A execução de Saddam e os sonhos de outro mundo

Uma das coisas que me deixa mais impressionado na política, em especial de certos segmentos da esquerda, é a facilidade com que colocam viseiras em função de sentimentos “táticos”. Um grande exemplo disto é a comoção destes segmentos por conta da morte de Saddam Hussein.
Não tenho simpatia alguma pela pena de morte, menos ainda pelas execuções públicas e também achei que o “espetáculo” do enforcamento de Saddam foi lamentável. Mas é um sentimento que me atinge por ser ele um ser humano, como qualquer outro, não há a menor simpatia por este ditador sanguinário, do tipo que o mundo fica muito melhor sem.
Não consigo ter a menor simpatia ou empatia por qualquer tipo de ditador. Por definição eles são para mim pessoas fracas, amedrontadas e incapazes de convencer e persuadir, portanto precisam se esconder atrás da demagogia, do emocionalismo e sentimentos perversos da massa, da polícia secreta e da censura a imprensa para garantir-se no poder. Para mim todos são lamentáveis e qualquer um que demonstre apreciação por algum deles – independente de ideologia que tenha ou diga ter – cai muito no meu conceito e dificilmente conseguirei levar suas opiniões políticas a sério.
Saddam foi um ditador sanguinário, responsável por genocídios, algoz de seu povo, chegou ao poder através de um golpe e se manteve pela força, pelo terror e, no último momento, por uma reversão da política laica de seu partido em um apelo demagógico e hipócrita ornado de certa preocupação religiosa.
Nem como democrata, nem como antiimperialista, nem como muçulmano consigo ter qualquer simpatia por Saddam. Achei a guerra tão lamentável e mal-intencionada quanto à execução de Saddam – acho que cada povo deve ser capaz de livrar-se sozinho dos ditadores que criou por ação ou omissão – mas nem por isto deixo de achar que o mundo ficou melhor sem Saddam e nem deixo de esperar que outros Saddams que povoam o mundo não tenham ficado um pouco mais amedrontados ao ver na morte de um igual o destino que – se Deus quiser – aguarda todos os faraós nesta ou na outra vida.
Fico triste em ver que muitos muçulmanos mostram certa simpatia por Saddam baseados em falta de informação ou em um espírito de corpo. A guerra no Iraque foi uma luta do império contra um ditador, certamente cabia a todos ser contra a guerra, mas daí a ter simpatia pela figura deplorável de Saddam apenas porque ele estava na outra ponta da batalha é uma grande distância.

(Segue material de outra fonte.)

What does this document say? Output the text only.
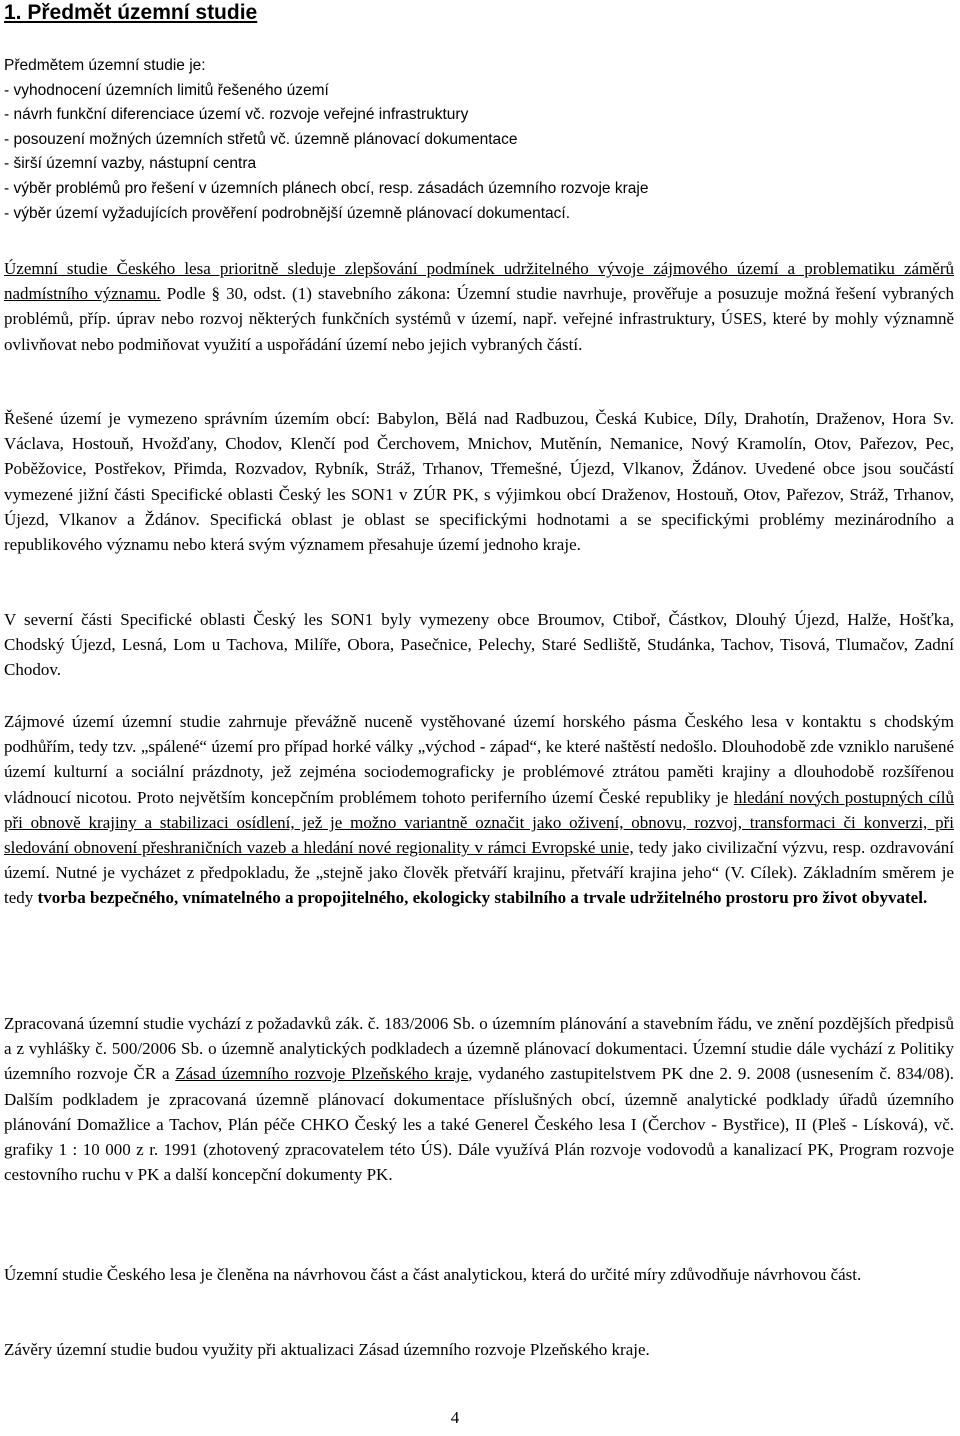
1. Předmět územní studie
Předmětem územní studie je:
- vyhodnocení územních limitů řešeného území
- návrh funkční diferenciace území vč. rozvoje veřejné infrastruktury
- posouzení možných územních střetů vč. územně plánovací dokumentace
- širší územní vazby, nástupní centra
- výběr problémů pro řešení v územních plánech obcí, resp. zásadách územního rozvoje kraje
- výběr území vyžadujících prověření podrobnější územně plánovací dokumentací.

Územní studie Českého lesa prioritně sleduje zlepšování podmínek udržitelného vývoje zájmového území a problematiku záměrů nadmístního významu. Podle § 30, odst. (1) stavebního zákona: Územní studie navrhuje, prověřuje a posuzuje možná řešení vybraných problémů, příp. úprav nebo rozvoj některých funkčních systémů v území, např. veřejné infrastruktury, ÚSES, které by mohly významně ovlivňovat nebo podmiňovat využití a uspořádání území nebo jejich vybraných částí.

Řešené území je vymezeno správním územím obcí: Babylon, Bělá nad Radbuzou, Česká Kubice, Díly, Drahotín, Draženov, Hora Sv. Václava, Hostouň, Hvožďany, Chodov, Klenčí pod Čerchovem, Mnichov, Mutěnín, Nemanice, Nový Kramolín, Otov, Pařezov, Pec, Poběžovice, Postřekov, Přimda, Rozvadov, Rybník, Stráž, Trhanov, Třemešné, Újezd, Vlkanov, Ždánov. Uvedené obce jsou součástí vymezené jižní části Specifické oblasti Český les SON1 v ZÚR PK, s výjimkou obcí Draženov, Hostouň, Otov, Pařezov, Stráž, Trhanov, Újezd, Vlkanov a Ždánov. Specifická oblast je oblast se specifickými hodnotami a se specifickými problémy mezinárodního a republikového významu nebo která svým významem přesahuje území jednoho kraje.

V severní části Specifické oblasti Český les SON1 byly vymezeny obce Broumov, Ctiboř, Částkov, Dlouhý Újezd, Halže, Hošťka, Chodský Újezd, Lesná, Lom u Tachova, Milíře, Obora, Pasečnice, Pelechy, Staré Sedliště, Studánka, Tachov, Tisová, Tlumačov, Zadní Chodov.

Zájmové území územní studie zahrnuje převážně nuceně vystěhované území horského pásma Českého lesa v kontaktu s chodským podhůřím, tedy tzv. „spálené“ území pro případ horké války „východ - západ“, ke které naštěstí nedošlo. Dlouhodobě zde vzniklo narušené území kulturní a sociální prázdnoty, jež zejména sociodemograficky je problémové ztrátou paměti krajiny a dlouhodobě rozšířenou vládnoucí nicotou. Proto největším koncepčním problémem tohoto periferního území České republiky je hledání nových postupných cílů při obnově krajiny a stabilizaci osídlení, jež je možno variantně označit jako oživení, obnovu, rozvoj, transformaci či konverzi, při sledování obnovení přeshraničních vazeb a hledání nové regionality v rámci Evropské unie, tedy jako civilizační výzvu, resp. ozdravování území. Nutné je vycházet z předpokladu, že „stejně jako člověk přetváří krajinu, přetváří krajina jeho“ (V. Cílek). Základním směrem je tedy tvorba bezpečného, vnímatelného a propojitelného, ekologicky stabilního a trvale udržitelného prostoru pro život obyvatel.

Zpracovaná územní studie vychází z požadavků zák. č. 183/2006 Sb. o územním plánování a stavebním řádu, ve znění pozdějších předpisů a z vyhlášky č. 500/2006 Sb. o územně analytických podkladech a územně plánovací dokumentaci. Územní studie dále vychází z Politiky územního rozvoje ČR a Zásad územního rozvoje Plzeňského kraje, vydaného zastupitelstvem PK dne 2. 9. 2008 (usnesením č. 834/08). Dalším podkladem je zpracovaná územně plánovací dokumentace příslušných obcí, územně analytické podklady úřadů územního plánování Domažlice a Tachov, Plán péče CHKO Český les a také Generel Českého lesa I (Čerchov - Bystřice), II (Pleš - Lísková), vč. grafiky 1 : 10 000 z r. 1991 (zhotovený zpracovatelem této ÚS). Dále využívá Plán rozvoje vodovodů a kanalizací PK, Program rozvoje cestovního ruchu v PK a další koncepční dokumenty PK.

Územní studie Českého lesa je členěna na návrhovou část a část analytickou, která do určité míry zdůvodňuje návrhovou část.

Závěry územní studie budou využity při aktualizaci Zásad územního rozvoje Plzeňského kraje.

4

Houve um tempo em que a esquerda criava ídolos que mesmo com alguma ressalva neste processo eram pessoas cujas atitudes eram compatíveis com a admiração. A ruptura das ideologias e a desconstrução das utopias fez com que o mundo real irrompesse nos sonhos e ideais e hoje o que se vê de uma forma geral é a admiração por personagens detestáveis, grotescos até – como Chavez. Sem querer provocar polêmica diria que em muitos casos esta admiração não é gratuita – no pior sentido do termo – mas vem de patrocínios ou esperanças de financiamento, como no Fórum Social Mundial realizado na Venezuela, no qual Chavez recebeu em elegias muito mais do que gastou em publicidade. Este comportamento só avilta as duas partes, vaidosos e interesseiros.
A preocupação humanista que sempre marcou os segmentos mais simpáticos da esquerda parece ter morrido. Tem-se todos os métodos dos piores segmentos – demagogia, justificativas táticas e estratégicas, “ética relativa”, arrogância das vanguardas – mas não se tem mais nem uma grande e nobre causa, um futuro mundo utópico a construir. Para quem começou a vida militando na esquerda e até hoje se considera mais próximo da “esquerda” no espectro ideológico não deixa de ser triste ver quão pouco de sonho e ideal sobrou.